Umar berkata, “Kumpulkan kepadaku sahabat muhajirin yang pertama!”4 Umar memberitahukan kepada mereka bahwa wabah tha’un telah berjangkit di Syam lalu meminta pendapat mereka. Ternyata sahabat Muhajirin berselisih pendapat. Sebagian mereka berkata, “Engkau pergi untuk suatu urusan dan kami tidak sepakat jika engkau kembali.” Sebagian lain berkata, “Bersama engkau masih banyak rakyat dan para sahabat. Kami tidak sepakat jika engkau membawa mereka menuju wabah tha’un.” Umar berkata, “Tinggalkanlah aku. Tolong panggilkan sahabat-sahabat Anshar!” Aku pun memanggil mereka. Ketika dimintai pertimbangan, mereka juga bersikap dan berbeda pendapat seperti halnya orang-orang Muhajirin. Umar berkata, “Tinggalkanlah aku!” Lalu ia berkata, “Panggilkan sesepuh Quraisy yang dahulu hijrah pada waktu penaklukan (Fathu Makkah) dan sekarang berada di sini!” Aku pun memanggil mereka. Mereka ternyata tidak berselisih. Mereka semua berkata, “Menurut kami, sebaiknya engkau kembali bersama orang-orang dan tidak mengajak mereka mendatangi wabah ini.”
(Setelah mendengar berbagai pendapat –pen.) Umar berseru di tengah-tengah manusia (berijtihad memutuskan apa yang beliau anggap mendekati kebenaran –pen.), “Sungguh aku akan mengendarai tungganganku untuk pulang esok pagi. Hendaknya kalian mengikuti!”
Abu Ubaidah bin Jarrah z bertanya, “Apakah untuk menghindari takdir Allah?” Umar menjawab, “Kalau saja bukan engkau yang mengatakan itu, wahai Abu Ubaidah (tentu aku tidak akan heran –pen.). Ya, kita lari dari satu takdir Allah menuju takdir Allah yang lain. Apa pendapatmu seandainya engkau mempunyai seekor unta yang turun di sebuah lembah yang memiliki dua lereng, salah satunya subur dan yang kedua tandus. Jika engkau menggembalakannya di tempat yang subur, bukankah engkau menggembalakannya dengan takdir Allah? Begitu pun sebaliknya. Kalau engkau menggembalakannya di tempat yang tandus, bukankah engkau menggembalakannya juga dengan takdir Allah?”

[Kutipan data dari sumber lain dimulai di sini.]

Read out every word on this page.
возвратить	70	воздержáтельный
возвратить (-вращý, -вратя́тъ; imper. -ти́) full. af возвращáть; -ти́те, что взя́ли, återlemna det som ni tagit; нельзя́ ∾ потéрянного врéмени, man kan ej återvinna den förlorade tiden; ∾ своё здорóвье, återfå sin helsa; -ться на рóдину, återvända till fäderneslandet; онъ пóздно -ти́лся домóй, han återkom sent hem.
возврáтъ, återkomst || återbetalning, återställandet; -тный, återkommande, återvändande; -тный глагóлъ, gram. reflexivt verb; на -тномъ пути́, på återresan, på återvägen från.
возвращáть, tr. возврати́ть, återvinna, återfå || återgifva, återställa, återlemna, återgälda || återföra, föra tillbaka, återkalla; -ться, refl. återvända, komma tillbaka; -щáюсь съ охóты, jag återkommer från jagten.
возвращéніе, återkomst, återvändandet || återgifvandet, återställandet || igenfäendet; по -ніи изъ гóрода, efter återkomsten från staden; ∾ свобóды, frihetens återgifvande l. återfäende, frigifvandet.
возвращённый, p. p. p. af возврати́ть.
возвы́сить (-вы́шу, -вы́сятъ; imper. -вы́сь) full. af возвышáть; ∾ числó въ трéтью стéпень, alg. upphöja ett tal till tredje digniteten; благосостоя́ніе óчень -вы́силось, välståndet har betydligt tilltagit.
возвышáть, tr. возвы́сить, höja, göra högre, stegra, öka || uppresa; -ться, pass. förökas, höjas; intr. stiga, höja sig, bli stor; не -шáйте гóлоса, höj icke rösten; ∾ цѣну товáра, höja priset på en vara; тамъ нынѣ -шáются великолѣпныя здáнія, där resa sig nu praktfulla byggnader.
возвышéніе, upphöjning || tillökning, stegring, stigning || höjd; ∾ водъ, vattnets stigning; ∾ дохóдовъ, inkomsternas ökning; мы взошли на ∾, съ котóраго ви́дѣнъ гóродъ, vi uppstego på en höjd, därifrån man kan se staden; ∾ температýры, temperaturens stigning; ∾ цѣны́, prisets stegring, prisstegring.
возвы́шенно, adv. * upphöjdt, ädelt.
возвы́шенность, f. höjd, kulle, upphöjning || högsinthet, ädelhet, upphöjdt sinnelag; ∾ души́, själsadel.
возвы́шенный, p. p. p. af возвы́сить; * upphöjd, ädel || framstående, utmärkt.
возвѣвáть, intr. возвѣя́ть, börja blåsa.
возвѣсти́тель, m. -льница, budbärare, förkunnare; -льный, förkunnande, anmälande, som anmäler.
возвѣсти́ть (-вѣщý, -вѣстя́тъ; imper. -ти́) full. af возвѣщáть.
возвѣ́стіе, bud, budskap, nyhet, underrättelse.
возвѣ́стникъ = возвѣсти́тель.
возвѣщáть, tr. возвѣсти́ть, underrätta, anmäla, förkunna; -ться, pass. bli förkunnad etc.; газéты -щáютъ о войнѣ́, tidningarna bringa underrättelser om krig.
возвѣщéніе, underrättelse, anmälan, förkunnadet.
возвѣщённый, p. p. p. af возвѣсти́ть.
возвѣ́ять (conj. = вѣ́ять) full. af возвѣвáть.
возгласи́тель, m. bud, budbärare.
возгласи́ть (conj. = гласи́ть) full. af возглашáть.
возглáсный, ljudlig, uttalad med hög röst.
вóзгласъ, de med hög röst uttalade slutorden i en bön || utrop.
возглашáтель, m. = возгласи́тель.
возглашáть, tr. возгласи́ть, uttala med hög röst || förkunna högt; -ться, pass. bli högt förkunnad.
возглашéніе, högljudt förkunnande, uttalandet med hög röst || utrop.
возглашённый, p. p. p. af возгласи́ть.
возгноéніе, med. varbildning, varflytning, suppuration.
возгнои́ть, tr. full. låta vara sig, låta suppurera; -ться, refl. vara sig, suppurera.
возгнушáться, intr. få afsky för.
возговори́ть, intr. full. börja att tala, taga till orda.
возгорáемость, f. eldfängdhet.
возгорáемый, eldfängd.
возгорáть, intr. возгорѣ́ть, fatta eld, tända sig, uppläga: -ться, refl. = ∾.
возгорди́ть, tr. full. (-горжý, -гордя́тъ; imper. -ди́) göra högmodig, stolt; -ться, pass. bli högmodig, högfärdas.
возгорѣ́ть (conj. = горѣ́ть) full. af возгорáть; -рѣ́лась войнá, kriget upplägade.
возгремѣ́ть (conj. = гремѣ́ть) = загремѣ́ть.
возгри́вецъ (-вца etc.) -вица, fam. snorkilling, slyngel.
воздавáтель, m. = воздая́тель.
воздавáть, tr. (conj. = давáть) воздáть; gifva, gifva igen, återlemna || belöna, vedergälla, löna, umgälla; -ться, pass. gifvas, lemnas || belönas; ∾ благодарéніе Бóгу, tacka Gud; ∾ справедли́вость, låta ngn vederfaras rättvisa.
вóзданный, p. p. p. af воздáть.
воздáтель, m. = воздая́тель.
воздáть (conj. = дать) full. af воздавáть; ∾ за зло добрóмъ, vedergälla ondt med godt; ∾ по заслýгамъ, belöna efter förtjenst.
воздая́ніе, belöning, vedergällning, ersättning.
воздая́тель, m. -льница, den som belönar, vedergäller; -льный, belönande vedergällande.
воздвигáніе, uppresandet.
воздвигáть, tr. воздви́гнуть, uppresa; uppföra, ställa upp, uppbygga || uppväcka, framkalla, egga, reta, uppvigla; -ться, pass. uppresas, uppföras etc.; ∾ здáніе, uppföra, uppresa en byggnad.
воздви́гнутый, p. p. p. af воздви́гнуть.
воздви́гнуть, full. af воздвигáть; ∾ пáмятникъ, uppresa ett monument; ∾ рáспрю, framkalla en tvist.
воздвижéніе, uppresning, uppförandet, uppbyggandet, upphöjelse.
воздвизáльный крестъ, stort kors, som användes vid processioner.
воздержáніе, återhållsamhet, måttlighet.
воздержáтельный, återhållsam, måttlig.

Ibnu Abbas c berkata, “Tiba-tiba datanglah Abdurrahman bin ‘Auf, yang sebelumnya tidak hadir karena keperluannya. Ia berkata, ‘Sungguh aku memiki ilmu tentang masalah ini. Aku mendengar Rasulullah n bersabda: إِذَا سَمِعْتُمْ بِهِ بِأَرْضٍ فَلَا تَقْدَمُوا عَلَيْهِ، وَإِذَا وَقَعَ بِأَرْضٍ وَأَنْتُمْ بِهَا فَلَا تَخْرُجُوا فِرَاراً مِنْهُ ‘Jika engkau mendengar wabah tha’un di sebuah negeri, maka janganlah kalian memasukinya. Dan seandainya wabah tha’un terjadi di negeri yang engkau tinggali, janganlah engkau meninggalkan negerimu karena lari dari tha’un’.” Ibnu Abbas berkata, “(Begitu mendengar hadits tersebut), Umar memuji Allah lalu meninggalkan majelis.”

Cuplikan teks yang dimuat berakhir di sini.